The company opened at $1.54, a 54 per cent premium on the IPO value of $1 per share and it held those gains in its first week.

Under the custodianship of directors Simon Morrison (pictured) and Stephen Roche, the company founded by Kerry Shine in 1976 has grown to become one of the country’s largest litigators.

The company offered 45 million shares at $1.00 each, with the total number of shares on issue following the offer at 155 million.

Shine Lawyers posted revenue of $48.8 million in the half year to December 31, with a $7.9 million profit after income tax. Full-year revenue to June 30 last year was $88.4 million with profit after income tax $7.69 million.

Morrison, who started with the business as an articled clerk in 1988, has spent most of his career as a litigation lawyer and tells Brisbane Business News he has enjoyed guiding the company through the long process to list publicly.

Even with the added duty to shareholders, Morrison says the Brisbane-based firm will continue to hold to its long-term value of fighting for the “little guy”.

“Our motto has been very simple, and that is to look after our clients,” he says.

“Our value has always been to stand up for the little guy; that is what drives the business.”

What was the thinking behind the decision to take Shine Lawyers public?

There were a couple of things on our mind. The first was that of all the vehicles available to us, listing was a good way for everyone in the business to take ownership in the company if they wanted ownership. It is the most flexible way for the staff, in that they are able to invest and sell their stake in the business at any time.

In Queensland, it wasn’t until recently that non-lawyers could take a stake in a law firm. We want everyone to share in it right down to the administration clerk, who can have a slice if they want to. Secondly, it is really about growth. Historically, when we have looked at growth, we have financed through retained earnings and recently we have moved to use some debt. Equity will be a very good way to grow the business.

How long did you ponder the decision?

Queensland law firms have been able to incorporate since 2007. We have been considering the move for a while. We
watched Slater and Gordon list in 2007 and can see the benefits.
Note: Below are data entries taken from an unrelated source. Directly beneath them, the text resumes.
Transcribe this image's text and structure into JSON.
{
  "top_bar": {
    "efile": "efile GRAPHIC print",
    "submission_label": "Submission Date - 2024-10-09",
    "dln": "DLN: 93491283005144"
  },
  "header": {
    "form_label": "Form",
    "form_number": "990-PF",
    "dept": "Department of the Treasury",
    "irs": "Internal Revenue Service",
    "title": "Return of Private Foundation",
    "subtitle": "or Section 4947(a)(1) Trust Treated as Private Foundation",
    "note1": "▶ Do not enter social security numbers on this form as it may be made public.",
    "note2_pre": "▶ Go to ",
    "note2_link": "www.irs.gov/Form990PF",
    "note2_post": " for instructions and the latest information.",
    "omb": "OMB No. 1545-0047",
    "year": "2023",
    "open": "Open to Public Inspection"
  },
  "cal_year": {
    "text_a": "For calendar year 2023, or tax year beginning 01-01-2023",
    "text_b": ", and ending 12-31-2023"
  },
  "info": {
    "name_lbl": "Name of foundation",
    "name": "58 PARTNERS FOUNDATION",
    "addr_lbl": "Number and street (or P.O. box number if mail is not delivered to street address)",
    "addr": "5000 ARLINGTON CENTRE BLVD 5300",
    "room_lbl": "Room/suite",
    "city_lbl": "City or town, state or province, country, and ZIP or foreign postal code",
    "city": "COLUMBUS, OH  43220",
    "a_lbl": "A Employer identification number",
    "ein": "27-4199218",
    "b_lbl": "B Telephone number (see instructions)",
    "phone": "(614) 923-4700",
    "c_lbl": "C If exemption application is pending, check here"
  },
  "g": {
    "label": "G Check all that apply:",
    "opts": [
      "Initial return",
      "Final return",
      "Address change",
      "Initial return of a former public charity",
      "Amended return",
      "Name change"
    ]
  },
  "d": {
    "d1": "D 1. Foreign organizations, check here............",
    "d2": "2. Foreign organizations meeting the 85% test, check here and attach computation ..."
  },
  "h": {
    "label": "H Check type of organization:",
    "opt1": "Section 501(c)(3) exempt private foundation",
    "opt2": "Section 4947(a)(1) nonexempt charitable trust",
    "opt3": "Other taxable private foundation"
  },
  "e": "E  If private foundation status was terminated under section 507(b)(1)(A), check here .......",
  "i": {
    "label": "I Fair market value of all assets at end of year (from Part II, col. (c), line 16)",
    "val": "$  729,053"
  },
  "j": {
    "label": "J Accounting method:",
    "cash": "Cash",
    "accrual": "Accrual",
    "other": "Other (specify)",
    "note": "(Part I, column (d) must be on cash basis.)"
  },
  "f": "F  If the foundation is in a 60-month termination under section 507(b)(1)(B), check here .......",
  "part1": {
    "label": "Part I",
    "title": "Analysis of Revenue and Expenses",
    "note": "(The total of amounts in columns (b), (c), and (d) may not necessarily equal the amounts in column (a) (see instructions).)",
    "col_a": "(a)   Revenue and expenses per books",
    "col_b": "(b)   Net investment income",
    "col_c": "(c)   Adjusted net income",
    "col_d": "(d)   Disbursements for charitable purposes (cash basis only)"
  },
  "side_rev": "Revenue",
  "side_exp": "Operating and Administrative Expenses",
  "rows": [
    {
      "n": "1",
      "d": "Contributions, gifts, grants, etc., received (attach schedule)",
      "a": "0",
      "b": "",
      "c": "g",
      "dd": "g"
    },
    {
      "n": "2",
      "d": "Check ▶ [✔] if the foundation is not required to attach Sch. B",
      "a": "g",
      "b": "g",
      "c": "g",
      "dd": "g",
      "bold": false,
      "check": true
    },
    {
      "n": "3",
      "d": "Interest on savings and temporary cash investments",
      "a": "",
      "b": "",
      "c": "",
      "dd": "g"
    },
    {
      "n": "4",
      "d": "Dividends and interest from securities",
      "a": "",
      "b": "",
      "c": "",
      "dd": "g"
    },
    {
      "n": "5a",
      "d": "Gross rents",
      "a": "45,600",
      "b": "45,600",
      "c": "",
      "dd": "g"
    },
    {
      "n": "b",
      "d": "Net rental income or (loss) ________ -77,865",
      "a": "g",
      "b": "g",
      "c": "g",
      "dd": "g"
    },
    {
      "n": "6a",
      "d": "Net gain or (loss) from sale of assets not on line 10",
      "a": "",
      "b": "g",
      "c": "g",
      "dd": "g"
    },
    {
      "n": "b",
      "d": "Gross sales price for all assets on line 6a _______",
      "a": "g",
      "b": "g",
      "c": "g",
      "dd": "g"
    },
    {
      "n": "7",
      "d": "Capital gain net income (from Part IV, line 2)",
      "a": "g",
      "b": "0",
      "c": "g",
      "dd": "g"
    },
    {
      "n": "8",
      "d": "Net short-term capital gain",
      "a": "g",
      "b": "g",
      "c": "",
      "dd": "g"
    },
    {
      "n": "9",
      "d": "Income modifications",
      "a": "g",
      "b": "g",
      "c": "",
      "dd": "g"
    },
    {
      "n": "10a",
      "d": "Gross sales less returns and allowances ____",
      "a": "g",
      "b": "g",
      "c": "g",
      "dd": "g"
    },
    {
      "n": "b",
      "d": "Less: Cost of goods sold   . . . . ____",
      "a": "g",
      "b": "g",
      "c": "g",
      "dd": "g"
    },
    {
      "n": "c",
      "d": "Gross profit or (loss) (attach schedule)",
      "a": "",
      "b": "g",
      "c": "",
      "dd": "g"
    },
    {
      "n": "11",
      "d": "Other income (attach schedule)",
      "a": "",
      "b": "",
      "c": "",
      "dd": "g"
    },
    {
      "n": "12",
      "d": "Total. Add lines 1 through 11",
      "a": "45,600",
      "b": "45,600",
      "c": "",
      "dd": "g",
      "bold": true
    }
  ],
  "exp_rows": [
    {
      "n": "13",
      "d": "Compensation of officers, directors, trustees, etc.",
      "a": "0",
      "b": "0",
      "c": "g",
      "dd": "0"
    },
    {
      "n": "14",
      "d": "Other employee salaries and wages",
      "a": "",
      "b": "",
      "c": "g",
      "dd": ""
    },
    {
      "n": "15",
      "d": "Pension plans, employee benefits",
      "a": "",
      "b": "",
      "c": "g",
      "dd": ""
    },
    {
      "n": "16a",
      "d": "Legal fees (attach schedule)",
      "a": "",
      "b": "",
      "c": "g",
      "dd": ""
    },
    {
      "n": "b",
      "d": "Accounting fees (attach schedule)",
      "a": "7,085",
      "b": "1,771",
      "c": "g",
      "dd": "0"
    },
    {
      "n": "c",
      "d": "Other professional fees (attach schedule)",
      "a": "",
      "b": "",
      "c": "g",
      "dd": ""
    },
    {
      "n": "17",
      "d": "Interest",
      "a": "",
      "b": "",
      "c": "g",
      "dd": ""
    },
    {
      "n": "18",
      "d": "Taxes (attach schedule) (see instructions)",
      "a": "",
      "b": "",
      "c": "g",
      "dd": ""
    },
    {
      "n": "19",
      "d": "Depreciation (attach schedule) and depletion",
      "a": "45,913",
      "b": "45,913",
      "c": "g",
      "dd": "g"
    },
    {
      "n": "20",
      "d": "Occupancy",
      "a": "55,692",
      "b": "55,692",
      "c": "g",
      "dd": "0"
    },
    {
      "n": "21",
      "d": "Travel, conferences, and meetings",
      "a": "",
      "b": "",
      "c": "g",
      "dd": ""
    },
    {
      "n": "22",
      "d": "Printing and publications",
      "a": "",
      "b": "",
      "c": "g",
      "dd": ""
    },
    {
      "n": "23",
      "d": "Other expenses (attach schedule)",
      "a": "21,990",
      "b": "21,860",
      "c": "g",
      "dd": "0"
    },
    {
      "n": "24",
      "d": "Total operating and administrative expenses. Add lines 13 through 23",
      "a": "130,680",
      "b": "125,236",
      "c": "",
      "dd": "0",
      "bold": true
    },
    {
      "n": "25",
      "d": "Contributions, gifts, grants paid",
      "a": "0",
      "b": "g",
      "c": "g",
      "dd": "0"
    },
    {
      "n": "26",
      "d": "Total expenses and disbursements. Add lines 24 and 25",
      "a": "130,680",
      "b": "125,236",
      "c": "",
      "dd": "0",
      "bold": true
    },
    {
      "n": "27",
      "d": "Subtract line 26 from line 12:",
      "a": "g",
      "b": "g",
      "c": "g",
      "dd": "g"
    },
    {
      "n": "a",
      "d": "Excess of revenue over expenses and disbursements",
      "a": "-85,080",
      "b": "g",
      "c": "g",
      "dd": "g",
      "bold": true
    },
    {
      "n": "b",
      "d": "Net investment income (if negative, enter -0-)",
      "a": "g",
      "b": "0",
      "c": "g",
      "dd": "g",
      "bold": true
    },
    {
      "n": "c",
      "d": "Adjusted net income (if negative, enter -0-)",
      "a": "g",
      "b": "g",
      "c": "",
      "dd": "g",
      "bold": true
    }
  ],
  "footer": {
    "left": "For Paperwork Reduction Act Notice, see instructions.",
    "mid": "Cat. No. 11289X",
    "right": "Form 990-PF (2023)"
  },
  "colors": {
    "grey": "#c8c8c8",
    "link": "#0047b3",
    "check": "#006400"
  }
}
Slaters have done a good job in practice and we have been thinking about it for a few years.

Did you consider a merger with a larger international firm, rather than listing?

What we have been seeing is commercial firms with international branding coming into Australia looking for opportunities and there are opportunities for us offshore and we are looking to grow in other markets. Slater and Gordon bought a practice in the UK and we have been looking at the United Kingdom as well as other markets.

What has it been like working with bankers like RBS Morgans during this process?

It has been fascinating. It is a new experience for us being a private law firm moving into this space. We are working with people who know what they are doing: Bell Potter have been very good, as has McCollough Robertson and Ernst and Young. It has been a good experience.

You have mentioned Slater and Gordon, have you taken a lot from its experience?

They have obviously been the benchmark, being the first law firm to list. Another smaller firm from Perth has since made the move as well. Slaters have done a very good job and I think we owe them a debt of gratitude in forging this path; they have developed a very good model.

How will you use the capital raised by the listing?

It is likely to be a mix of working capital and capital for acquisitions, although we have nothing bedded down. We have traditionally grown more strongly through organic growth than acquisitions, but we have completed a number of them and will continue to do so. Our motto is simply to keep running the business well, growing organically and through acquisitions.

Will there be any changes to staffing levels?

What we did a couple of years ago, while thinking about this space, was to put in place more infrastructure in our management team. We have embedded our staffing levels in the business and that was done a long while ago. We recently made a couple of changes to the board. We brought in a chairman with ASX experience in Tony Bellas, the former CEO of Ergon Energy and the Seymour Group and who is currently chairman for a range of other listed companies. We also bought in a new finance director in Greg Moynihan, the former CEO of Metway Bank. We felt that while we had good directors on the board, we needed that ASX experience around us.

Will it be difficult to balance Shine’s duty to the court and clients with its duty to shareholders? How will you manage this?

It is certainly unique to the legal industry. Slaters made that very clear. Our first duty is to the court, our second is to the client and our third will be to the shareholders. If we run the practice well, the duties sit nicely. We have certainly made revisions to our charter to pick up the changes we will have to make.

Will Shine move into other areas of law further to personal injury litigation?

The strategy of our business is to remain as litigators. It is what we do well and it is where we will stay. Personal injury litigation is our backbone, but we will move into other areas as the business develops. We started three years ago developing those new areas.